Article written by Cory Garfin and listed on the YOUmedia network site (http://youmedia.org/youth-team-workshop-leaders-build-new-nashville-learning-lab) featuring GHP Project Manager Dominique Arrieta.
Teens in Nashville got a chance recently to whet their appetite for architecture, get involved in creating a part of their city, and have a say in what the soon-to-open YOUmedia space in the city will look like. The site, a center of hands-on learning with digital media in the Nashville Public Library, is in the planning stages this year, and a group of approximately 10-12 local youth are helping to design the physical elements of the new space with help from lead architect Dominique Arrieta and Associate Professor at Vanderbilt University Kevin Leander. The teens are not only choosing the technology and amenities that will be available in the space, but also designing the logistics of its potential infrastructure using online design programs.
“We try to make it their space, something they’re proud of,” said Arrieta, “which is especially important in libraries because it’s their choice to be there.”
The teens are taking part in 13 workshop sessions, covering topics such as augmented reality, and space relations between physical and virtual worlds. The students are using Minecraft, the digital game in which users build and break down structures by moving computer-generated blocks, to practice building the structures they’ve designed.
Leander described Minecraft as “writing on the surface of a virtual earth,” and said he was surprised by how adept his students were at the game. “It’s really astounding to me,” he said, adding that the game has become a kind of literacy in itself. Arrieta explained that they’ve also been using the game to role play the relationship between client and designer.
“It’s very exciting,” said Arrieta. “We’re trying to challenge them and to use other tools,” including Google SketchUp, which allows students to build 3D models.
The workshop leaders have also taken students on tours of other spaces, including libraries, to help enrich the ongoing conversation about space and how it affects learning. During these tours, students are asked to pay close attention to the surrounding architecture and the use of physical space in order to gain a better understanding for the spaces that comprise their community. As Leander noted, this collaboration between youth and designers has provided students with a unique learning opportunity where they have a role in creating part of their city.
The upcoming weeks of the mentorship will be dedicated to creating a prioritized “wish list,” by comparing elements that the students would like in their new Learning Lab against square footage and space limitations. Some of the priorities that have been confirmed include a makerspace—a place where teens can tinker and invent—and, in keeping with its Nashville roots, a place for music production and recording.
Leander said that their location is a key component in creating a singular space. “We want the space to be unique to the team we’ve assembled, and unique to Nashville,” said Leander. “We want to do something different where the virtual piece and the physical piece are interwoven.”
Finding a balance between creating the ideal concept, which is still in a developmental phase, and beginning to physically construct the space is one area that, according to Leander, can present some roadblocks.
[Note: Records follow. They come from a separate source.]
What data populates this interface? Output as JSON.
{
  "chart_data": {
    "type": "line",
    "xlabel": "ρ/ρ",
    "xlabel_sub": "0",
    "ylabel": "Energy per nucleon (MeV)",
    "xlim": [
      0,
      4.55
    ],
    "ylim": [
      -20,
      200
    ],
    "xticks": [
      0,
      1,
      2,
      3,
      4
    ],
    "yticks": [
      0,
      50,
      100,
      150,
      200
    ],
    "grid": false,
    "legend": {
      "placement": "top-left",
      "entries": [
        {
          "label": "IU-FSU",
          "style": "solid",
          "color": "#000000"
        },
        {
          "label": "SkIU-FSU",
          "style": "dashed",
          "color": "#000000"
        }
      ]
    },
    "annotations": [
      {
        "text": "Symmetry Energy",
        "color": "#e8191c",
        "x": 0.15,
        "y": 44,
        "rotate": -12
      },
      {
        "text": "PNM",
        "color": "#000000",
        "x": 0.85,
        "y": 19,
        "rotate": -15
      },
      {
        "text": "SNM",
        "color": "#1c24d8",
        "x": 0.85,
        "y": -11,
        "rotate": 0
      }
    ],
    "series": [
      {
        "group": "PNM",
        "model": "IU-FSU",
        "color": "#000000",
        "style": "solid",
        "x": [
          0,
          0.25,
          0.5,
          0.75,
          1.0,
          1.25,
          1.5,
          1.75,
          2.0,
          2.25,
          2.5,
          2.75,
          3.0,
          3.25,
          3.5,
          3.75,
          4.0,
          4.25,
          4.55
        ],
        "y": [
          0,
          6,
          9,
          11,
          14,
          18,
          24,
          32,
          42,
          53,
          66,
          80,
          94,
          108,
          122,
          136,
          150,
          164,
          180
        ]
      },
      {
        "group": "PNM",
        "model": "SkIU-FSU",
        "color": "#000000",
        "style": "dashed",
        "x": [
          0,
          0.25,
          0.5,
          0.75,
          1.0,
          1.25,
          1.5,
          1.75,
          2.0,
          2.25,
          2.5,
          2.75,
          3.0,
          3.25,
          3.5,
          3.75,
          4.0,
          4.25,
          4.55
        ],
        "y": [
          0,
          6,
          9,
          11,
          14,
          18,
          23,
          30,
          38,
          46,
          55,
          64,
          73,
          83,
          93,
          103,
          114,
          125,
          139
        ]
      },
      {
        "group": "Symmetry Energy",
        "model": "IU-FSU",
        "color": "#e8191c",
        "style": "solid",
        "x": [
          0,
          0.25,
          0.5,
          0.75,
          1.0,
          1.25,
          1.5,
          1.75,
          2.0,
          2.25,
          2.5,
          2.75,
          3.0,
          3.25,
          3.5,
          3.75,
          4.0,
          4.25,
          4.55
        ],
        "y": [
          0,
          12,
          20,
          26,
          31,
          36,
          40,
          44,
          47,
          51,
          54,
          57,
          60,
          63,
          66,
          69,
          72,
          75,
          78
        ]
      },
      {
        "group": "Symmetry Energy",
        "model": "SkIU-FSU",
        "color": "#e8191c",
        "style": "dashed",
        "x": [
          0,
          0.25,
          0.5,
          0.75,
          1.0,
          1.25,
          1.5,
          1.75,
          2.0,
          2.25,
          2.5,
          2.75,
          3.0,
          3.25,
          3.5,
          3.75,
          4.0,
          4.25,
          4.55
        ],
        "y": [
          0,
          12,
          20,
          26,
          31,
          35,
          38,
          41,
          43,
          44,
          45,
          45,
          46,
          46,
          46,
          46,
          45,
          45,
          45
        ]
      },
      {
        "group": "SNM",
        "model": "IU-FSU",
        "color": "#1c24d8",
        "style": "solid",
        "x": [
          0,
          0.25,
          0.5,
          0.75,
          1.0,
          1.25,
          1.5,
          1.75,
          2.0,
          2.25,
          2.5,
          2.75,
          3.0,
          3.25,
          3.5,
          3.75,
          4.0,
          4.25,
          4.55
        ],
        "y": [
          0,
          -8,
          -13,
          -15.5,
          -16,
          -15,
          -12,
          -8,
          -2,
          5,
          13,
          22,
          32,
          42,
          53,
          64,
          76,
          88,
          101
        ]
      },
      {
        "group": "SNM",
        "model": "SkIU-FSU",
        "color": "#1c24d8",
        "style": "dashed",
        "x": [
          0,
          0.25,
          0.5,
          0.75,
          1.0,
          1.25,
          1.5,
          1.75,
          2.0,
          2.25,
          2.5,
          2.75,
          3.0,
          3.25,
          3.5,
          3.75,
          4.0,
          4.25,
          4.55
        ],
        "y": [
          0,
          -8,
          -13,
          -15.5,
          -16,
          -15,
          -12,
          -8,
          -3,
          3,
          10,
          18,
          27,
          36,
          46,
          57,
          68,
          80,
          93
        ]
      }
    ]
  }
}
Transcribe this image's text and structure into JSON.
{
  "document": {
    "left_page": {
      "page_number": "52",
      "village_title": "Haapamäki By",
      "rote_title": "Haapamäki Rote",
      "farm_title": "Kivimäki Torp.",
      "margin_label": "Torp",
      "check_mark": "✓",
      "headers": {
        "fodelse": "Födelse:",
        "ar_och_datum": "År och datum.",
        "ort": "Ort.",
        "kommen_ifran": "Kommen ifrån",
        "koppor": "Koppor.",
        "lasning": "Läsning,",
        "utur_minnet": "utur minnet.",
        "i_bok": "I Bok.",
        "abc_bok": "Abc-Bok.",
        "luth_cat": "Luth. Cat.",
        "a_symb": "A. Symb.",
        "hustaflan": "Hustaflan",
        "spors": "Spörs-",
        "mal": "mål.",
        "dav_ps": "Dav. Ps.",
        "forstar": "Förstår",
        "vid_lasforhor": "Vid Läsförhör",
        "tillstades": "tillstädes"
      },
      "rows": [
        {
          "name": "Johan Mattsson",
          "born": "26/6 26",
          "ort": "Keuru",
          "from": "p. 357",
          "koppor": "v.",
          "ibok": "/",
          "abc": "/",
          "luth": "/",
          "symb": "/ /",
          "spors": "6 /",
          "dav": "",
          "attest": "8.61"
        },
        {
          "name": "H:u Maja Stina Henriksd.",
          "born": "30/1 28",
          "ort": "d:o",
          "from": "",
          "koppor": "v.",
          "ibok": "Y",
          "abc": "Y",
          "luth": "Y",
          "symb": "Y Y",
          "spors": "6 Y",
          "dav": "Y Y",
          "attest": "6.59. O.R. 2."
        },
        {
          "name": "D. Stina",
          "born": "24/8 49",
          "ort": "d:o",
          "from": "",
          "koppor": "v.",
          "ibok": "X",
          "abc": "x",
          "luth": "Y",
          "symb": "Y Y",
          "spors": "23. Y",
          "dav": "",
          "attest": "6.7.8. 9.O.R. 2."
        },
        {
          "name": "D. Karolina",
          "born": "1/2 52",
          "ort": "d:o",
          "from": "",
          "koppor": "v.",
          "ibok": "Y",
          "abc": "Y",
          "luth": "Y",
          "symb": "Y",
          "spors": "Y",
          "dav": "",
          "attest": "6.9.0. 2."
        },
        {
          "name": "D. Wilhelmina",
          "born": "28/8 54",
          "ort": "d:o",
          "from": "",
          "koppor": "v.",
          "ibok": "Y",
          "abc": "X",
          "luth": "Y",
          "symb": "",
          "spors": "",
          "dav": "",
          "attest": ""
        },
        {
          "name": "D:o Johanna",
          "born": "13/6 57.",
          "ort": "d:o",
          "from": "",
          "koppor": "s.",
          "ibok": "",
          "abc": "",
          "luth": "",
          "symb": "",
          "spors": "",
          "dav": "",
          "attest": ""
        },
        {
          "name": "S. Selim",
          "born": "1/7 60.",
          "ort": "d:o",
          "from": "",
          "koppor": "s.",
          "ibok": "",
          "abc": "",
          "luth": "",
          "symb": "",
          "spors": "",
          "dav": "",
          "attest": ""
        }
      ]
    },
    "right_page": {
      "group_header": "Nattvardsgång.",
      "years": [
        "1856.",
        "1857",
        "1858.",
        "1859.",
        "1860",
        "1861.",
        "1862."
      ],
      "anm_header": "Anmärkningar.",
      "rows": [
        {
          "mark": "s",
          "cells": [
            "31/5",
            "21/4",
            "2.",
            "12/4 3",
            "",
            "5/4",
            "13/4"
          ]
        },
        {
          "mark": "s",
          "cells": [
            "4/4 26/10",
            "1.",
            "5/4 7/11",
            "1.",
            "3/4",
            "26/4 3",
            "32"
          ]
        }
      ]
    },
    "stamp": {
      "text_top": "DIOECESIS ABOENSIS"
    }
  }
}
“You’re trying to bring a lot of imagination and creativity, but also trying to make commitments,” said Leander, “all in order to build a version of a thing no one’s ever seen before. It sort of feels like you’re building a boat while trying to sail it at the same time. At some point, you have to look at each other and say, ‘we’ve actually got to make this thing’.”
For Leander, one of the goals of the workshop is to connect in-school practices and literacies with those commonly cultivated outside of the classroom, and to recognize the role of technology within both settings. The mentoring program also aims to enforce architecture, management, and structural engineering skills, and to expose students to new career paths as well. Arrieta pointed out that engaging youth in these subjects will soon be essential in order to sustain her career, and other STEM-related fields.
“I really feel like it’s important to let them know about these options,” she said. She speaks from experience, She had never considered architecture as a possible career choice until college. “We need more interest in our field. We’re getting to a point where we really need young people.”
The key to engaging these young people is, of course, meeting them where they are, and learning from them. One of the biggest lessons Arrieta said she has learned during this process has been to abandon any preconceived notions about the students and their potential strengths or weaknesses. “We understand that they’re coming from a different skill set,” said Arrieta. “I’ve learned not to guess what they know, or assume anything, and to ask questions.”
The sessions will culminate on March 13 with students’ final presentations to the library board on what they’ve designed over the course of the program. “The overall goal is that, at the end of the day, we want them to produce a three-image document, or floor plan, that describes the intent of the new space,” said Arrieta.
Despite the fact that the YOUmedia space won’t be completed for quite some time, the bubbling excitement for this project is undeniably growing. “Creating spaces like this one is important,” said Leander. “I am really invested in what our students are going to experience.”